La récente annonce du Kremlin concernant le missile russe Orechnik, décrit comme “inarrêtable” et utilisé contre l’Ukraine, a relancé les inquiétudes autour d’une possible guerre nucléaire entre la Russie et les puissances occidentales. Selon une étude parue dans Nature Good et relayée par Newsweek, un tel conflit pourrait entraîner la disparition de près de 6,77 milliards de personnes sur une population mondiale de plus de 8 milliards.
Une guerre nucléaire, un enchaînement de famines mondiales
Si les frappes nucléaires elles-mêmes sont dévastatrices, les véritables conséquences seraient la famine généralisée qui suivrait la destruction et la contamination des récoltes et du bétail. Les chercheurs ont élaboré trois scénarios pour comprendre l’ampleur des dégâts alimentaires possibles : un premier où l’élevage serait maintenu, un deuxième où le bétail serait entièrement éliminé dès la première année, et un troisième compromis entre les deux.
Des conséquences apocalyptiques pour une grande majorité des pays
Le scénario le plus probable, selon les chercheurs, prévoirait une destruction rapide du bétail, provoquant un effondrement global des ressources alimentaires. Cette situation conduirait à une mortalité massive dans une grande partie du monde. En particulier, les États-Unis verraient leur population décimée à hauteur de 98%, soit plus de 312 millions de personnes mourant de faim dans les deux ans suivant l’éclatement de la guerre. Des chiffres similaires s’appliquent au Canada, à l’ensemble de l’Europe (dont la France), à la Chine, à l’Inde, au Japon et, paradoxalement, à la Russie elle-même.
Les pays les plus sûrs : petites îles et régions peu dépendantes du commerce mondial
Il existe cependant quelques pays et régions qui seraient relativement épargnés, en raison de leur faible dépendance au commerce alimentaire international.

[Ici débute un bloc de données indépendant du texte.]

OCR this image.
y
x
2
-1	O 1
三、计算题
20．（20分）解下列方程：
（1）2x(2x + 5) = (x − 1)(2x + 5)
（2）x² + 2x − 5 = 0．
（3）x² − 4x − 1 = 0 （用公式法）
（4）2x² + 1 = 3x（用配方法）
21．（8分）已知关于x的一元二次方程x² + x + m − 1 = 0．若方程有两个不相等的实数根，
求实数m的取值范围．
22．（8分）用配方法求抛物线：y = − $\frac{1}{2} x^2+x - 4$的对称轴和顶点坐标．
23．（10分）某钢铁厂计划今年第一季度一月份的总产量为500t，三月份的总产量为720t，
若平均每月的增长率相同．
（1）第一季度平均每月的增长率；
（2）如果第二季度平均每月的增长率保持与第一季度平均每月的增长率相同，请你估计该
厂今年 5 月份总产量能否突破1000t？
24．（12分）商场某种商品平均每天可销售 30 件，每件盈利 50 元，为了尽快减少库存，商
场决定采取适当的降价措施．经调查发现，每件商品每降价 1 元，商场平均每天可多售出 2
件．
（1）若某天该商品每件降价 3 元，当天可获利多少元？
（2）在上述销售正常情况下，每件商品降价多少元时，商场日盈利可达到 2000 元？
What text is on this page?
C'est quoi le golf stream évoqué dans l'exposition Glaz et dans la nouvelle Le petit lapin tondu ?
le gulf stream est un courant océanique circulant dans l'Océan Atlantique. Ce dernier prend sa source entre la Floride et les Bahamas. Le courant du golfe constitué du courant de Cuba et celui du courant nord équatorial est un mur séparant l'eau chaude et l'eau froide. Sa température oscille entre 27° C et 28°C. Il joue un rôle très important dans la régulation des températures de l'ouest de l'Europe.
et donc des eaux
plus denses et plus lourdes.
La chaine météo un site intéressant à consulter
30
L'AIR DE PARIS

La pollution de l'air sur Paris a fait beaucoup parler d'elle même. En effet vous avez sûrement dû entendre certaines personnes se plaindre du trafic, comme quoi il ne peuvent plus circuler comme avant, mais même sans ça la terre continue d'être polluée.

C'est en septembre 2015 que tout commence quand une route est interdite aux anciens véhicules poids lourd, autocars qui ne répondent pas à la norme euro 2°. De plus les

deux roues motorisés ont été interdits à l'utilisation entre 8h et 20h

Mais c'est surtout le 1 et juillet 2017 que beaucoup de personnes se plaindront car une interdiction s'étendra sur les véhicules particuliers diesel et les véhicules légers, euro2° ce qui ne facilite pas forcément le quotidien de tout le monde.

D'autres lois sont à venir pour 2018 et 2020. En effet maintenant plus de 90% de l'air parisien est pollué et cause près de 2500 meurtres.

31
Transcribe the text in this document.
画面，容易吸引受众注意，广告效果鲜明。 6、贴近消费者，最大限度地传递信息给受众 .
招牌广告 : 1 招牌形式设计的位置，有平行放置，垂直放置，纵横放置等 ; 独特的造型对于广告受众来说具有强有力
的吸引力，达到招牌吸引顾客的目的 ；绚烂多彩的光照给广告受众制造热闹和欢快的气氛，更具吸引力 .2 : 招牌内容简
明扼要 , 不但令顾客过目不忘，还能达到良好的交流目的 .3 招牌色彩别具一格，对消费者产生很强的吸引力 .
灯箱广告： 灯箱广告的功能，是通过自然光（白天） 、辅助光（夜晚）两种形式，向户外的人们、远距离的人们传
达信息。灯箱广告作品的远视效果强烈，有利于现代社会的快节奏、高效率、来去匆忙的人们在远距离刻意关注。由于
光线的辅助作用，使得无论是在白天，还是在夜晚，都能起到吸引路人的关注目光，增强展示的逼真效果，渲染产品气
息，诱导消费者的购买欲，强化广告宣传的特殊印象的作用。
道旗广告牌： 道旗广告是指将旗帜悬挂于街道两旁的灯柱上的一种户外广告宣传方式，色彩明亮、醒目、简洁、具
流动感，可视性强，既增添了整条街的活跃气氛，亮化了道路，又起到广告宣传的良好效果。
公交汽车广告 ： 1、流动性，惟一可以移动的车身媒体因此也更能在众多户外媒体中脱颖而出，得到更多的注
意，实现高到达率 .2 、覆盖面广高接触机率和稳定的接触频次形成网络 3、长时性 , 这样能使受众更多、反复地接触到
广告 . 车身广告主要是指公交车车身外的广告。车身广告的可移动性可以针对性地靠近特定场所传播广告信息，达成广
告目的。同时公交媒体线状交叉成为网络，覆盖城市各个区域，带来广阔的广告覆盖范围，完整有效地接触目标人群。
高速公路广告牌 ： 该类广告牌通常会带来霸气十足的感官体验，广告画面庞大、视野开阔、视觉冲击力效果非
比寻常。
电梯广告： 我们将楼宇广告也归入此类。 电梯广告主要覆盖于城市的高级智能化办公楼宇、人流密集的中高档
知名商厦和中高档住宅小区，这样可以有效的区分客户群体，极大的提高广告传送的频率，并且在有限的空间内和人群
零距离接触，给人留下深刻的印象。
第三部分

Parmi les plus sûrs figurent Haïti, le Costa Rica, le Panama, la Guyane, le Suriname, le Brésil, l’Argentine, l’Uruguay, l’Islande, la Gambie, la Guinée-Bissau, Oman et l’Australie, qui verraient leurs populations largement épargnées par la famine.
En revanche, quelques petites îles, notamment en Asie et en Océanie, subiront des pertes humaines moins sévères. L’Indonésie, par exemple, perdrait environ 39% de sa population, tandis que le Mozambique et les Philippines en perdraient respectivement 33% et 25%. Le Sénégal, la Malaisie, la République dominicaine et la Nouvelle-Zélande seraient également relativement moins touchés, avec des pertes humaines variant de 9% à 22%, selon leur capacité à s’approvisionner localement et à éviter une rupture totale des chaînes d’approvisionnement.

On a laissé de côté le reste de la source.